Handwerk
Ze zit te borduren. Ik zie het als ik 50 cent op het schoteltje leg.
“Wat moet het worden”, vraag ik?
“In God we trust”, antwoord ze terwijl ze een lap ter grootte van een aktentas op haar schoot uitspreidt. Ik vergelijk het resultaat met het papieren borduurschema dat op de kleine ronde tafel ligt, naast de schoteltjes (waarom staan er eigenlijk altijd twéé?).

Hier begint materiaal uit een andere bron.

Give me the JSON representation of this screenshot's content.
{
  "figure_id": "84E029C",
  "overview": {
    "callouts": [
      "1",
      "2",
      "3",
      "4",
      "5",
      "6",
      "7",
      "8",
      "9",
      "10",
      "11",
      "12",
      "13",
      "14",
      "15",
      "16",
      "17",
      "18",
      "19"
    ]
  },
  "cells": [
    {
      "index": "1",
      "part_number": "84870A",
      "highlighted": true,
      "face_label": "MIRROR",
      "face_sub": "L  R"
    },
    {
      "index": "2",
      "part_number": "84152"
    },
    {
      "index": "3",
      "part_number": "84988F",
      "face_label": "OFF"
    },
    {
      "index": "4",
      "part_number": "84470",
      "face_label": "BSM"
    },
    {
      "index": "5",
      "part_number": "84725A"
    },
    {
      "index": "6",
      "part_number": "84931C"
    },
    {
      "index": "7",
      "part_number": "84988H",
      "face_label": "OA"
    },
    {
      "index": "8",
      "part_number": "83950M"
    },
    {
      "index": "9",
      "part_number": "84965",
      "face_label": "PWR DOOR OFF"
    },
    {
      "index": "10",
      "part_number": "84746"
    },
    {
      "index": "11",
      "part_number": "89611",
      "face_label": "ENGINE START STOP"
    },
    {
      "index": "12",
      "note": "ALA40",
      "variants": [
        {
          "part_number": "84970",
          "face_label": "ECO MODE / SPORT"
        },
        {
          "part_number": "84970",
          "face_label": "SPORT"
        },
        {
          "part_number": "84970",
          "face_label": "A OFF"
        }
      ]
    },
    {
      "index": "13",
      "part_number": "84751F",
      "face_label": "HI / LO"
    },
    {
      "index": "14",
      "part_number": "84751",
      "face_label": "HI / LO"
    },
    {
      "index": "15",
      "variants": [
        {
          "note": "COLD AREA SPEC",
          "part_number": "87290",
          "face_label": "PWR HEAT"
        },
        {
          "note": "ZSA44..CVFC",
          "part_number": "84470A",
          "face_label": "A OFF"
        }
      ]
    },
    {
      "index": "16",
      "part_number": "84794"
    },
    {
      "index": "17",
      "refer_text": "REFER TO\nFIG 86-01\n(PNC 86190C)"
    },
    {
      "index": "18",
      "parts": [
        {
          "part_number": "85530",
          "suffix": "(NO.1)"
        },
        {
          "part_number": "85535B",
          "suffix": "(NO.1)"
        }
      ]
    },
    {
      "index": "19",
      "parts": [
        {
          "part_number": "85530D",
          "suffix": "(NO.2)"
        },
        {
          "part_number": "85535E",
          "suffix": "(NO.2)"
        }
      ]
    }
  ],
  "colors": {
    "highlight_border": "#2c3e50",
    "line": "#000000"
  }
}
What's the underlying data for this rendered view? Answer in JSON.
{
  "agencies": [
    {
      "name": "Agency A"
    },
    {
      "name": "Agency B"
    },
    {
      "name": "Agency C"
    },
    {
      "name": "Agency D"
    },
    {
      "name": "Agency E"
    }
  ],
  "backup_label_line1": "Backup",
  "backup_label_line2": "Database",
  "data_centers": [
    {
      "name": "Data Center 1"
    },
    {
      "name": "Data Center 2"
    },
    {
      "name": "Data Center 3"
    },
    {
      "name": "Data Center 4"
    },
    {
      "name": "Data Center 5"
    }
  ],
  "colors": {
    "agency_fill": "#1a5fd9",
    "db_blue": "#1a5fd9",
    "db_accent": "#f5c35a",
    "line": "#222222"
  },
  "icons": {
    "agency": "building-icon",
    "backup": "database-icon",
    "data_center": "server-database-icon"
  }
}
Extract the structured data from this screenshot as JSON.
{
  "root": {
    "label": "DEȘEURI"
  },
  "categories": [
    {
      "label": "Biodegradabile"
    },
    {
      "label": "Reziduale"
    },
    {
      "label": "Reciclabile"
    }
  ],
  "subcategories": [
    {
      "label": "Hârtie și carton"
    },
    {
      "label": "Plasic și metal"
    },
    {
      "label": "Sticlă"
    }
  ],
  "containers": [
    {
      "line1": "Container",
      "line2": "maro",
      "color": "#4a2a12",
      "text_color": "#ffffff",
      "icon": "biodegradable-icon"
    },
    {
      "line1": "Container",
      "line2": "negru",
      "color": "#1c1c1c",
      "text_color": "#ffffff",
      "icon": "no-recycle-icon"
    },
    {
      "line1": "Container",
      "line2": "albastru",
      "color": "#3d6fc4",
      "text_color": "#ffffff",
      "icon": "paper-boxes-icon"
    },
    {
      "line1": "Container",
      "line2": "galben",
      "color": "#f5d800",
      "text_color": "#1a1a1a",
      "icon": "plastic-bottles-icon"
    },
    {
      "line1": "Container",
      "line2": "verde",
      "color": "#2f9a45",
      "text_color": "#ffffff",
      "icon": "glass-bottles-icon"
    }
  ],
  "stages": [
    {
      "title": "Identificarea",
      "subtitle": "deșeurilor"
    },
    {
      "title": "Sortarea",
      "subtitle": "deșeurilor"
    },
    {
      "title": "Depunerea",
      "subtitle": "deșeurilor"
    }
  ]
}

‘We trust’, staat er al, ze is halverwege ‘Go’. De blauw versierde rand is af, maar aan de weelderige bloemenvulling is nog geen steek gekruist.
“Mooie kleuren zijde”, merk ik op. “Hebt u hier wel goed licht?” Ze zit in een halletje voor twee toiletten en een kastdeur.
“Uitstekend, beter dan thuis!” Ze wijst naar het plafond, waar een speciale lamp kennelijk het gemiste daglicht heel verdienstelijk vervangt.
“Ik heb dit gekregen van iemand die met borduren is gestopt. Ik maak het af. Je wilt niet weten wat ik al allemaal heb gekregen van mensen die ermee ophouden”.
Hier zit een tevreden mens, een oudere dame met een brilletje en een keurig permanent. Zelfs in een hok van twee vierkante meter maakt zij wat van het leven.
“Wat doet u als het af is?” vraag ik. “Hangt u het op? Of misschien geeft u het weg?”
Ze kijkt buitengewoon serieus.
“Deze is voor iemand, maar soms verkoop ik wel eens wat”.
De vrouw staat op en draait zich een beetje schommelig om naar de deur met PRIVE erop. Behalve schoonmaakmiddelen en -attributen bevindt zich in deze kast ook een andere wereld. Vóór ik het weet, sta ik naar de spreuken te luisteren die kleurig geborduurd in een aantal fotolijstjes zitten…‘Geduld verliezen gebeurt het snelst bij mensen die het niet hebben’… De teksten hebben een hoog ‘Heere-gehalte’. Meestal stuiten dergelijke stichtelijke wijsheden op mijn fel opvlammende allergie. Maar van haar kan ik het hebben. Ze preekt niet, ze dringt niets op. Met zachte stem leest ze enkel haar waarheid voor.
‘Steek je de handen uit de mouwen, dan éérst de handen vouwen’……
De vrouw legt het stapeltje lijstjes terug en doet nog een greep in haar universum. “Hier, nog meer.” Ze duwt me een frot stof in handen. Met knijpertjes aan een ring bevestigd hangen tientallen repen borduurlinnen met nog méér tekst.
“Boekenleggers”, verklaart ze. “Voor een euro”.
Wat anders? Weinig happig op het lezen of kopen van meer droge kost, wijs ik op één van de andere deuren en trek een licht benauwd gezicht.
”Nu moet ik toch écht even gaan doen, waarvoor ik hier kwam…”
Ze knikt begrijpend, berustend zelfs.
“Dan kan ík gaan dweilen”…………
Als ik gedaan heb wat op dat moment míjn waarheid is, open ik resoluut de deur en stap meteen naar de uitgang. Ik wijs met mijn hoofd naar de lap die ze weer ter hand heeft genomen.
“Veel genoegen ermee”, zeg ik vriendelijk.
“Dank u, een fijne dag”, klinkt het even vriendelijk terug.
Weer op de tweede etage van de Hema onderdruk ik de neiging om nog één keer mijn hoofd om de hoek van de deur te steken. Zou ze haar handen al uit de mouwen hebben gestoken? En zou ze die wel eerst gevouwen hebben?